Hindcasting Estuarine Bottom Salinity Using Observing Systems Data and Nonlinear Regression, as Applied to Oysters in Delaware Bay

Abstract

Salinity is a major environmental factor that influences the population dynamics of fish and shellfish along coasts and estuaries, yet empirical methods for hindcasting salinity at specific sampling stations are not widely available. The specific aim of this research was to predict the salinity experienced by juvenile and adult oysters (Crassostrea virginica) collected at sampling stations in Delaware Bay. To do so, empirical relationships were created to predict salinity at five oyster bed stations using observing systems data. These relationships were then applied to construct indices of salinity exposure over an oyster’s lifetime. Three independent salinity data sources were used in conjunction with observing systems data to construct and validate the predictive relationships. The root mean square error (RMSE) of the models ranged from 0.5 to 1.6 psu when model predictions were compared with the three independent data sets.
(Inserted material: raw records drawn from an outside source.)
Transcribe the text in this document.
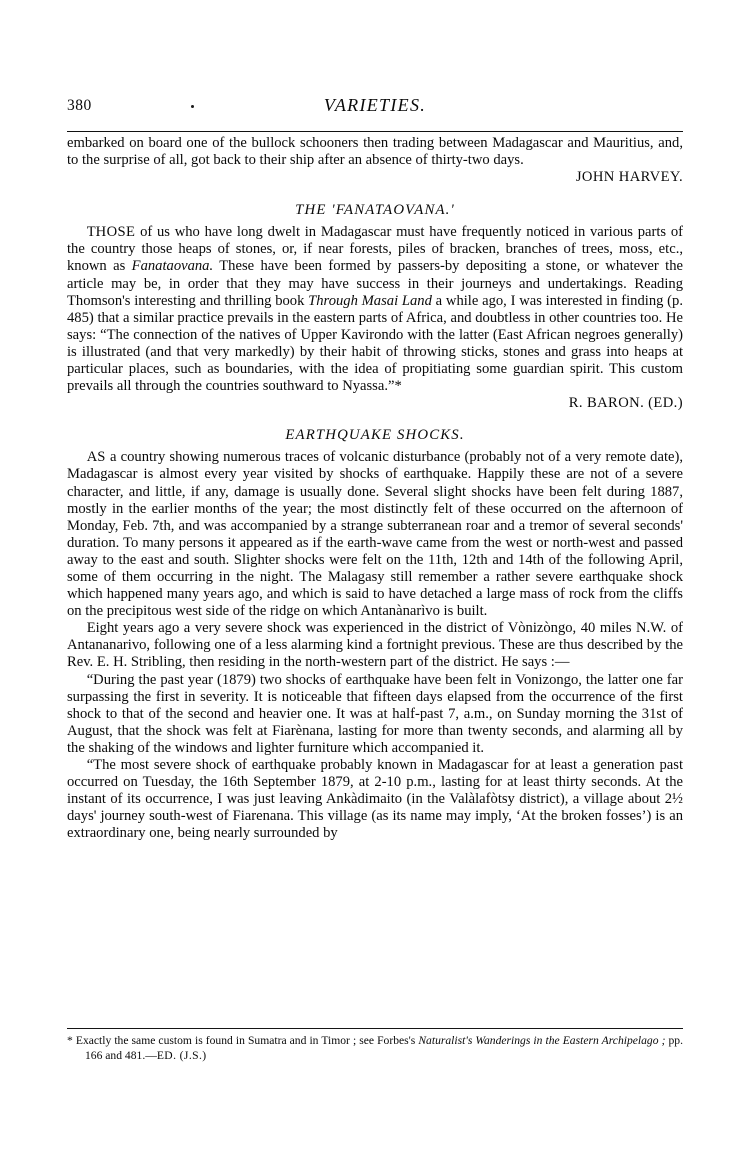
380	VARIETIES.

embarked on board one of the bullock schooners then trading between Madagascar and Mauritius, and, to the surprise of all, got back to their ship after an absence of thirty-two days.

JOHN HARVEY.
THE 'FANATAOVANA.'

THOSE of us who have long dwelt in Madagascar must have frequently noticed in various parts of the country those heaps of stones, or, if near forests, piles of bracken, branches of trees, moss, etc., known as Fanataovana. These have been formed by passers-by depositing a stone, or whatever the article may be, in order that they may have success in their journeys and undertakings. Reading Thomson's interesting and thrilling book Through Masai Land a while ago, I was interested in finding (p. 485) that a similar practice prevails in the eastern parts of Africa, and doubtless in other countries too. He says: “The connection of the natives of Upper Kavirondo with the latter (East African negroes generally) is illustrated (and that very markedly) by their habit of throwing sticks, stones and grass into heaps at particular places, such as boundaries, with the idea of propitiating some guardian spirit. This custom prevails all through the countries southward to Nyassa.”*

R. BARON. (ED.)
EARTHQUAKE SHOCKS.

AS a country showing numerous traces of volcanic disturbance (probably not of a very remote date), Madagascar is almost every year visited by shocks of earthquake. Happily these are not of a severe character, and little, if any, damage is usually done. Several slight shocks have been felt during 1887, mostly in the earlier months of the year; the most distinctly felt of these occurred on the afternoon of Monday, Feb. 7th, and was accompanied by a strange subterranean roar and a tremor of several seconds' duration. To many persons it appeared as if the earth-wave came from the west or north-west and passed away to the east and south. Slighter shocks were felt on the 11th, 12th and 14th of the following April, some of them occurring in the night. The Malagasy still remember a rather severe earthquake shock which happened many years ago, and which is said to have detached a large mass of rock from the cliffs on the precipitous west side of the ridge on which Antanànarìvo is built.

Eight years ago a very severe shock was experienced in the district of Vònizòngo, 40 miles N.W. of Antananarivo, following one of a less alarming kind a fortnight previous. These are thus described by the Rev. E. H. Stribling, then residing in the north-western part of the district. He says :—

“During the past year (1879) two shocks of earthquake have been felt in Vonizongo, the latter one far surpassing the first in severity. It is noticeable that fifteen days elapsed from the occurrence of the first shock to that of the second and heavier one. It was at half-past 7, a.m., on Sunday morning the 31st of August, that the shock was felt at Fiarènana, lasting for more than twenty seconds, and alarming all by the shaking of the windows and lighter furniture which accompanied it.

“The most severe shock of earthquake probably known in Madagascar for at least a generation past occurred on Tuesday, the 16th September 1879, at 2-10 p.m., lasting for at least thirty seconds. At the instant of its occurrence, I was just leaving Ankàdimaito (in the Valàlafòtsy district), a village about 2½ days' journey south-west of Fiarenana. This village (as its name may imply, ‘At the broken fosses’) is an extraordinary one, being nearly surrounded by

* Exactly the same custom is found in Sumatra and in Timor ; see Forbes's Naturalist's Wanderings in the Eastern Archipelago ; pp. 166 and 481.—ED. (J.S.)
Results demonstrated that data from an observing system near the head of Delaware Bay could be used to predict salinity within ± 2 psu at oyster bed stations as far down-estuary as 39 km. When these models were applied to estimate low salinity exposure of 2-year-old oysters via the metric of consecutive days below 5 psu, the indices suggested that there could be as much as a 42-day difference in low salinity exposure for oysters at stations just 31 km apart. The approach of using observing systems data to hindcast salinity could be applied to advance understanding of salt distribution and the effect of low salinity exposure on organisms in other estuaries, especially bottom-associated species.